La oración es el corazón de la vida de la Comunidad de Sant’Egidio, su primera “obra”. Cuando termina el día todas las Comunidades, tanto si son grandes como si son pequeñas, se reúnen alrededor del Señor para escuchar su Palabra y dirigirse a Él en su invocación. Los discípulos no pueden sino estar a los pies de Jesús, como María de Betania, para elegir la “mejor parte” (Lc 10,42) y aprender de Él sus mismos sentimientos (cfr. Flp 2,5).

Siempre que la Comunidad vuelve al Señor, hace suya la súplica del discípulo anónimo: “¡Señor, enséñanos a orar” (Lc 11,1). Y Jesús, maestro de oración, continúa contestando: “Cuando oréis, decid: Abbá, Padre”.

Cuando oramos, aunque lo hagamos dentro de nuestro corazón, nunca estamos aislados ni somos huérfanos, porque somos en todo momento miembros de la familia del Señor. En la oración común se ve claramente, además del misterio de la filiación, el de la fraternidad.

Las Comunidades de Sant'Egidio que hay por el mundo se reúnen en los distintos lugares que destinan a la oración y presentan al Señor las esperanzas y los dolores de los hombres y mujeres “vejados y abatidos” de los que habla el Evangelio (Mt 9,37). En aquella gente de entonces se incluyen los habitantes de las ciudades contemporáneas, los pobres que son marginados de la vida, todos aquellos que esperan que alguien les contrate (cfr. Mt 20).

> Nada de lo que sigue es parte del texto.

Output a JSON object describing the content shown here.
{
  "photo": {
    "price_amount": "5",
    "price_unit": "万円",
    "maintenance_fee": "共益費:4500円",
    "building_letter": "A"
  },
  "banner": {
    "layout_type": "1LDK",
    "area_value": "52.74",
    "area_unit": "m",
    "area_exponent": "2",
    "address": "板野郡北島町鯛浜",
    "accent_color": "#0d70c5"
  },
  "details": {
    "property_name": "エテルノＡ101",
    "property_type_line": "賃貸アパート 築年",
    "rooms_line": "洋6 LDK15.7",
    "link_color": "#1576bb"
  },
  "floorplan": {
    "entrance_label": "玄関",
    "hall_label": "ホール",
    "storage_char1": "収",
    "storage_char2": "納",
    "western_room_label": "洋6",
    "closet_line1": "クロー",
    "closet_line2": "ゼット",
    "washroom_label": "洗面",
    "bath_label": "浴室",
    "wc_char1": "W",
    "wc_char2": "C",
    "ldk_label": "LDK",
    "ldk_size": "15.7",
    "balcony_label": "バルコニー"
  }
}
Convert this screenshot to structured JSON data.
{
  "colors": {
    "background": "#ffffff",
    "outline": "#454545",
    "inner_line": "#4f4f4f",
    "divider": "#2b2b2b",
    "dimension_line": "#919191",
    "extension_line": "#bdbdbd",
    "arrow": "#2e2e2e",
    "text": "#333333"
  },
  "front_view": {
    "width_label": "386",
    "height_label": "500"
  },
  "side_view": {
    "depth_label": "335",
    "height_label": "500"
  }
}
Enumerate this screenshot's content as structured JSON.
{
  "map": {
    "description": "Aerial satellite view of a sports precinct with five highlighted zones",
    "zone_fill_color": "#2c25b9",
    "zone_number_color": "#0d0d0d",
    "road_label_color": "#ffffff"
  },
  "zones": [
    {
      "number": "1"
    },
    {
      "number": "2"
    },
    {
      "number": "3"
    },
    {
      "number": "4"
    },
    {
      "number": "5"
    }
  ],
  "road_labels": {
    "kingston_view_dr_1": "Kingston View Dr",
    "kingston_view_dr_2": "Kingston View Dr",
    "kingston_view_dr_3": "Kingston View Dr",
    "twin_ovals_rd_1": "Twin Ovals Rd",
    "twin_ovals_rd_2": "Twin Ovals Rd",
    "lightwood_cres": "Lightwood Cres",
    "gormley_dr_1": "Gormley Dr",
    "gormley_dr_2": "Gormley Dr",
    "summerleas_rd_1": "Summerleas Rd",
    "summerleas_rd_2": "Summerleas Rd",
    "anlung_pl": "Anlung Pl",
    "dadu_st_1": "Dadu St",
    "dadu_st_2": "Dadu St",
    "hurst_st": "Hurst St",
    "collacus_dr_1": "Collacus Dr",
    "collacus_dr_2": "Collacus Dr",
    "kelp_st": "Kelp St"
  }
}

La oración común recoge el grito, la aspiración, el deseo de paz, de curación, de sentido de la vida y de salvación que hay en los hombres y las mujeres de este mundo. La oración nunca es vacía. Sube incesante al Señor para que el llanto se transforme en alegría, la desesperación en felicidad, la angustia en esperanza y la soledad en comunión. Y para que el Reino de Dios llegue pronto a los hombres.